Obesity Stereotypes Among Physicians, Medical and College Students, Bariatric Surgery Patients and Families.

1991 
Cultural indoctrination throughout childhood largely defines adult value systems including stereotypic attitudes towards the obese. It is possible that medical education may alter physicians' earlier stereotypes of obesity. One-hundred and fifty-eight subjects, comprising six distinct adult groups, morbidly obese persons, their family members and significant others, college undergraduates, medical students, medical and surgical residents, and medical school faculty, were surveyed with a questionnaire. It required that each of 32 bipolar adjectives describing obese persons be answered on a 0- to 9-point scale. The adjectives were selected to provide a sweeping array of attributes used commonly to note differences among people (e.g. intelligent-unintelligent, happy-sad, complex-simple) with a low values corresponding to the first, usually more favorable, adjective of each pair.
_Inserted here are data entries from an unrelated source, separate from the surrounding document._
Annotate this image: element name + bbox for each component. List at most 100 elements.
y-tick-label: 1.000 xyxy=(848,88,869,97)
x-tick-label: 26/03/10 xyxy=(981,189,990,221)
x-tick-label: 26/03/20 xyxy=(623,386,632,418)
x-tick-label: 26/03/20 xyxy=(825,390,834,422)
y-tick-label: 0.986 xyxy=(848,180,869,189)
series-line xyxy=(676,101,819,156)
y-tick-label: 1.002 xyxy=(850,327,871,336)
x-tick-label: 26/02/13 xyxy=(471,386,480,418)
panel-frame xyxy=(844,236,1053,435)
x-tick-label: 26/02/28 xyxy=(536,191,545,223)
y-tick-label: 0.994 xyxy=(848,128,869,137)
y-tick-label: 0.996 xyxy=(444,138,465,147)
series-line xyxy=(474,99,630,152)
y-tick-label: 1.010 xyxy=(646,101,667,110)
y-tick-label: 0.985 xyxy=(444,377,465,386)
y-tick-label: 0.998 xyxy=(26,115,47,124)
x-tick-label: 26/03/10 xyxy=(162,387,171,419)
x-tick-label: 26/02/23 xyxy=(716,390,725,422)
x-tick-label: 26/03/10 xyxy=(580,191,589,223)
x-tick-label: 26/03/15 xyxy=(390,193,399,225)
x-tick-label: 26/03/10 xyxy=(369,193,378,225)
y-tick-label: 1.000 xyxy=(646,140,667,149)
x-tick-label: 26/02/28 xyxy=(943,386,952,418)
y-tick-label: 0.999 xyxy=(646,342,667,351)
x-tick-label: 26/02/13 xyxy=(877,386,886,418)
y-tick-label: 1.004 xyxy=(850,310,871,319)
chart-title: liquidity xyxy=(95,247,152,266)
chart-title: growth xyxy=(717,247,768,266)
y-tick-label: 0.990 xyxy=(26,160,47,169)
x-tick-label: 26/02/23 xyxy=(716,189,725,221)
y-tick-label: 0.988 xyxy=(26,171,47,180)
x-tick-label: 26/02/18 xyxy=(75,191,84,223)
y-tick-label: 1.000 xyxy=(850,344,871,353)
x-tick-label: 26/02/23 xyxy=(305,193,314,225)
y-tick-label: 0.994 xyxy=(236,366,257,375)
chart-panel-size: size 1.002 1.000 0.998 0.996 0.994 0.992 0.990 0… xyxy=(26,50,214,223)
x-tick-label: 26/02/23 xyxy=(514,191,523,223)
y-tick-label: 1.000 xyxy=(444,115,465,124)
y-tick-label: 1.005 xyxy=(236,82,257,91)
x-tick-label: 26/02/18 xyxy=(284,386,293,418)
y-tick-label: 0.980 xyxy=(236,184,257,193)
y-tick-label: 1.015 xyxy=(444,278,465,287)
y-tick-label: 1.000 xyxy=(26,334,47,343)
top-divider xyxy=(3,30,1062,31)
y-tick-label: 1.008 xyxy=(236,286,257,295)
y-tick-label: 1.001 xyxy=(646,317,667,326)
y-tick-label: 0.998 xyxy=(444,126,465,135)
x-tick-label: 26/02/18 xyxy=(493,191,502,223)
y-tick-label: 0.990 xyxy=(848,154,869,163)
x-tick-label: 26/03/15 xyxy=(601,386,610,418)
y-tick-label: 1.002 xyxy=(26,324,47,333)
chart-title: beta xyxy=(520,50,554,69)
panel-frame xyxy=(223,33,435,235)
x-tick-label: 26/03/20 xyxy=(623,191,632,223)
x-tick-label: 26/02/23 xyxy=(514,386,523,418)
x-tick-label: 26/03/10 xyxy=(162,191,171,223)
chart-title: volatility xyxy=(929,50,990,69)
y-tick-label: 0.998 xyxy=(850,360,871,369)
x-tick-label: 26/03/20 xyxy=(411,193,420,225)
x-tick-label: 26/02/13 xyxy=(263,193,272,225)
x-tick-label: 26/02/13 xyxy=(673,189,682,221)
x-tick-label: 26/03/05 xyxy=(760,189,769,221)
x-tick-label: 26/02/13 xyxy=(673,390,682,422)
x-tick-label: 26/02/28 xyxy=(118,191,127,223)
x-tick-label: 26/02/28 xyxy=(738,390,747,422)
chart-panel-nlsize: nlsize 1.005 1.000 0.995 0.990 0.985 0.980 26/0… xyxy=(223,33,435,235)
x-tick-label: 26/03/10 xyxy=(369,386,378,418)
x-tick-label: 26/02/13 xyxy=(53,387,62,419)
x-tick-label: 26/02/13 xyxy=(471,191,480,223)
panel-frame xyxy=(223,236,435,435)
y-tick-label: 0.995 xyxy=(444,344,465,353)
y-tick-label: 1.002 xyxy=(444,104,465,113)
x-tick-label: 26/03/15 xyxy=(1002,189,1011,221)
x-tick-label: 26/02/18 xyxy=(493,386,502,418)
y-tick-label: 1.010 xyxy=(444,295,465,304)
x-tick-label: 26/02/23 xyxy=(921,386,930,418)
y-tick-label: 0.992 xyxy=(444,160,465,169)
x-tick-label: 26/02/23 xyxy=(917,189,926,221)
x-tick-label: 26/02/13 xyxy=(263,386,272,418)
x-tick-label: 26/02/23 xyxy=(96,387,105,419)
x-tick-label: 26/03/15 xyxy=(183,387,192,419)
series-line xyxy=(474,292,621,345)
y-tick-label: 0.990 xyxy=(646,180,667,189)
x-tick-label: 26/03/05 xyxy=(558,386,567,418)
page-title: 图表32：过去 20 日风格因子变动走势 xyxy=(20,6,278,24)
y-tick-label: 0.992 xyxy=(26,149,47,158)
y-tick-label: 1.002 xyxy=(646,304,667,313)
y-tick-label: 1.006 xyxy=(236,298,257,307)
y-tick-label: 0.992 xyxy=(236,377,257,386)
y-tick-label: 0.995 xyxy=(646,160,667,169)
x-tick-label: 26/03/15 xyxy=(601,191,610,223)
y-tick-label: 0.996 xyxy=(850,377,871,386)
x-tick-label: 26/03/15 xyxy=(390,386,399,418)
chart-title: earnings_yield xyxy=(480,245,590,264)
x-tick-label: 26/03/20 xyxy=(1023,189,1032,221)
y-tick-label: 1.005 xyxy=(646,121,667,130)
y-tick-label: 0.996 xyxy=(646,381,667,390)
Discriminant analysis identified only five of 32 adjective pairs (16%) as useful (p < 0.05) in isolating the respondent groups. Although it reached statistical significance, the magnitudes of these differences were not very substantive with reference to a 9-point scale. We conclude that obesity appears to carry a burdensome degree of societal prejudice, as reflected by negative stereotypes, which is largely unaffected by undergraduate or postgraduate medical education.